Maybe antimatter is finally ready for its close-up. A team of physicists has succeeded in producing rudimentary atoms of antimatter and holding on to them for several minutes, an advance that holds hope for detailed comparisons of how ordinary atoms of matter compare with their exotic antimatter counterparts.

The researchers, from the ALPHA antimatter experiment at CERN, the European laboratory for particle physics, reported last year the first trapping of antihydrogen, the simplest antimatter atom. But the antihydrogen had at that time been confined for less than two tenths of a second. That interval has now been extended by a factor of more than 5,000. In a study published online June 5 in Nature Physics, the ALPHA group reports having confined antihydrogen for 16 minutes and 40 seconds. The more relevant number for physicists, who often deal in powers of 10, is 1,000 seconds. (Scientific American is part of Nature Publishing Group.)

The subatomic particles of everyday matter—protons, neutrons and electrons—have antimatter cousins; when matter meets antimatter the two annihilate in a burst of energy. And just as the neutral hydrogen atom is made of a single proton bound to an electron, an atom of antihydrogen comprises an antiproton and a positron, the antimatter counterparts, respectively.

But the mutual annihilation between those particles and their ubiquitous matter counterparts makes it challenging to hang on to antimatter for very long, and even more challenging to produce and confine bound atomic arrangements of multiple antiparticles. Neutral anti-atoms such as antihydrogen are especially tricky to confine because they are impervious to electric fields, which can be used to steer charged antiparticles such as antiprotons. Experiments such as ALPHA instead use superconducting magnets to trap their quarry.

Cagey as anti-atoms are, physicists would like to pin them down and compare the properties of antihydrogen with hydrogen, the most abundant element in the universe. Those comparisons might involve laser spectroscopy of the anti-atoms or physical tests of how antihydrogen "feels" the influence of gravity. Any discrepancies between hydrogen and antihydrogen might help explain why matter won out over antimatter in our observable universe. "If one could do that, that would be a huge advance in terms of understanding why we live in a world of matter," says Clifford Surko, a physicist at the University of California, San Diego, who wrote a commentary for Nature Physics accompanying the new study. "There's got to be an asymmetry somewhere, so that's a long-term goal."

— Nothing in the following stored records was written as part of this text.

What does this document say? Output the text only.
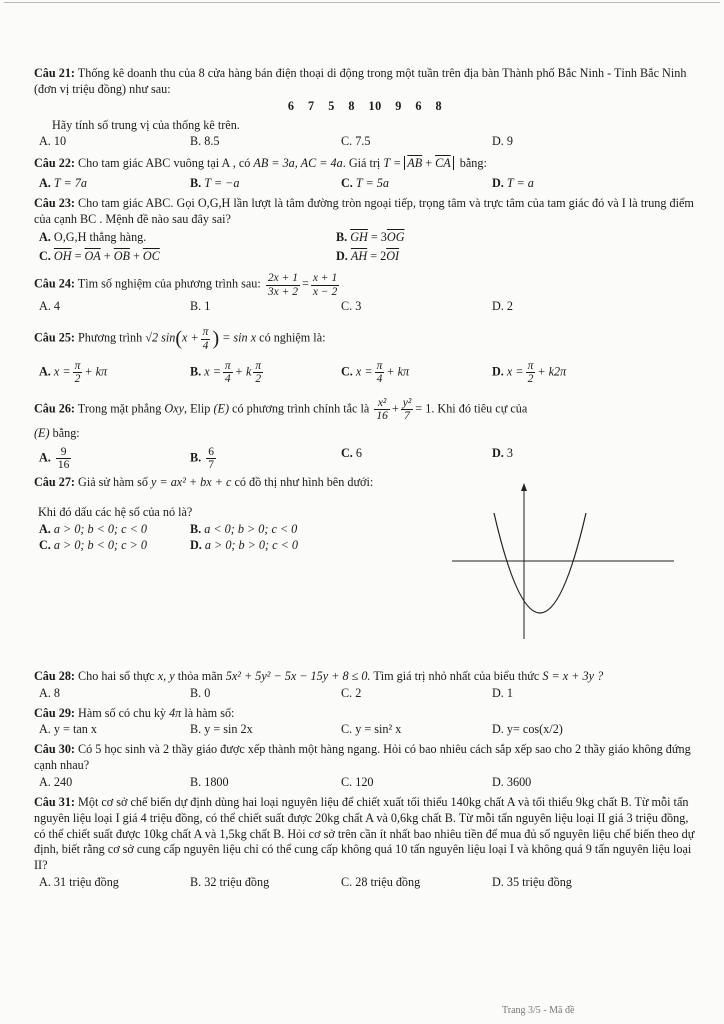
Câu 21: Thống kê doanh thu của 8 cửa hàng bán điện thoại di động trong một tuần trên địa bàn Thành phố Bắc Ninh - Tỉnh Bắc Ninh (đơn vị triệu đồng) như sau:

6 7 5 8 10 9 6 8

Hãy tính số trung vị của thống kê trên.

A. 10	B. 8.5	C. 7.5	D. 9

Câu 22: Cho tam giác ABC vuông tại A , có AB = 3a, AC = 4a. Giá trị $T = \overline{AB} + \overline{CA}$ bằng:

A. T = 7a	B. T = −a	C. T = 5a	D. T = a

Câu 23: Cho tam giác ABC. Gọi O,G,H lần lượt là tâm đường tròn ngoại tiếp, trọng tâm và trực tâm của tam giác đó và I là trung điểm của cạnh BC . Mệnh đề nào sau đây sai?

A. O,G,H thẳng hàng.	B. $\overline{GH} = 3\overline{OG}$
C. $\overline{OH} = \overline{OA} + \overline{OB} + \overline{OC}$	D. $\overline{AH} = 2\overline{OI}$

Câu 24: Tìm số nghiệm của phương trình sau: $\frac{2x + 1}{3x + 2} = \frac{x + 1}{x - 2}$

A. 4	B. 1	C. 3	D. 2

Câu 25: Phương trình √2 $\sin(x + \frac{\pi}{4}$ ) = sin x có nghiệm là:

A. $x = \frac{\pi}{2} + k\pi$	B. $x = \frac{\pi}{4} + k \frac{\pi}{2}$	C. $x = \frac{\pi}{4} + k\pi$	D. $x = \frac{\pi}{2} + k2\pi$

Câu 26: Trong mặt phẳng Oxy, Elip (E) có phương trình chính tắc là $\frac{\text{x²}}{16} + \frac{\text{y²}}{7} = 1$. Khi đó tiêu cự của

(E) bằng:

A. $\frac{9}{16}$	B. $\frac{6}{7}$	C. 6	D. 3

Câu 27: Giả sử hàm số y = ax² + bx + c có đồ thị như hình bên dưới:

Khi đó dấu các hệ số của nó là?

A. a > 0; b < 0; c < 0	B. a < 0; b > 0; c < 0
C. a > 0; b < 0; c > 0	D. a > 0; b > 0; c < 0

Câu 28: Cho hai số thực x, y thỏa mãn 5x² + 5y² − 5x − 15y + 8 ≤ 0. Tìm giá trị nhỏ nhất của biểu thức S = x + 3y ?

A. 8	B. 0	C. 2	D. 1

Câu 29: Hàm số có chu kỳ 4π là hàm số:

A. y = tan x	B. y = sin 2x	C. y = sin² x	D. y= cos(x/2)

Câu 30: Có 5 học sinh và 2 thầy giáo được xếp thành một hàng ngang. Hỏi có bao nhiêu cách sắp xếp sao cho 2 thầy giáo không đứng cạnh nhau?

A. 240	B. 1800	C. 120	D. 3600

Câu 31: Một cơ sở chế biến dự định dùng hai loại nguyên liệu để chiết xuất tối thiểu 140kg chất A và tối thiểu 9kg chất B. Từ mỗi tấn nguyên liệu loại I giá 4 triệu đồng, có thể chiết suất được 20kg chất A và 0,6kg chất B. Từ mỗi tấn nguyên liệu loại II giá 3 triệu đồng, có thể chiết suất được 10kg chất A và 1,5kg chất B. Hỏi cơ sở trên cần ít nhất bao nhiêu tiền để mua đủ số nguyên liệu chế biến theo dự định, biết rằng cơ sở cung cấp nguyên liệu chỉ có thể cung cấp không quá 10 tấn nguyên liệu loại I và không quá 9 tấn nguyên liệu loại II?

A. 31 triệu đồng	B. 32 triệu đồng	C. 28 triệu đồng	D. 35 triệu đồng
Trang 3/5 - Mã đề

The lifetime of antihydrogen in the ALPHA trap is probably sufficient to begin those studies. "We think we're in a position to start measuring something," says ALPHA spokesperson Jeffrey Hangst of Aarhus University in Denmark. Initial studies will involve irradiating the anti-atoms with microwaves to try to engage them in a resonant interaction, flipping their spin like a compass needle swinging from north to south.

Critically, the confinement times achieved by ALPHA imply that the antihydrogen atoms have had time to decay into their lowest-energy, or ground, state. "This method of antihydrogen formation creates them in highly excited states," Surko says. "They're fragile, and for really high-precision measurements of antihydrogen you need them in the ground state."

Hangst says that the jump from trapping times measured in milliseconds to those measured in hundreds of seconds did not stem from any one major advance. But getting antihydrogen atoms to stick in the trap much more often was a big help in improving on last year's confinement experiment. It now takes fewer experimental runs to demonstrate that an antihydrogen atom has been trapped. "What was tricky here was not keeping them but trapping enough of them to do the experiment," he says. "The big technological step here is we're much better now at trapping them at all."

Still the efficiency of trapping is somewhat low—for each antiatom confined by the trap, thousands more from the same batch escape. And in 16 trapping experiments of 1,000 seconds each, only seven antihydrogen atoms were detected in total. (The researchers demonstrate the confinement of antihydrogen by quickly shutting down the superconducting magnets, turning the anti-atoms loose, and watching for matter–antimatter annihilations on the walls of the trap.)

A competing antimatter experiment at CERN, known as ATRAP, has been working toward producing larger numbers of antihydrogen atoms with lower kinetic energies, which would facilitate their trapping. But so far that effort has yet to bear fruit. "We think that it would be good to have more atoms than [the ALPHA rate of] fewer than one atom per trial," says Harvard University physicist Gerald Gabrielse, spokesperson for the ATRAP collaboration. "We would hope not to be publishing a paper that says we see 0.6 atom per trial, but 100 atoms per trial."

The ATRAP group, Gabrielse says, made the choice to increase the number of atoms in the trap rather than increasing the sensitivity of the instruments to detect small numbers of anti-atoms, as ALPHA has done. "Maybe we made the wrong one," he says of that decision. "Certainly we made the one that got less publicity." Nevertheless, Gabrielse says he is encouraged by his competitors' success. "I'm glad that they have demonstrated that you can trap antihydrogen atoms," he says. "I think it shows that if we have more atoms, we'll have time to do some things with them."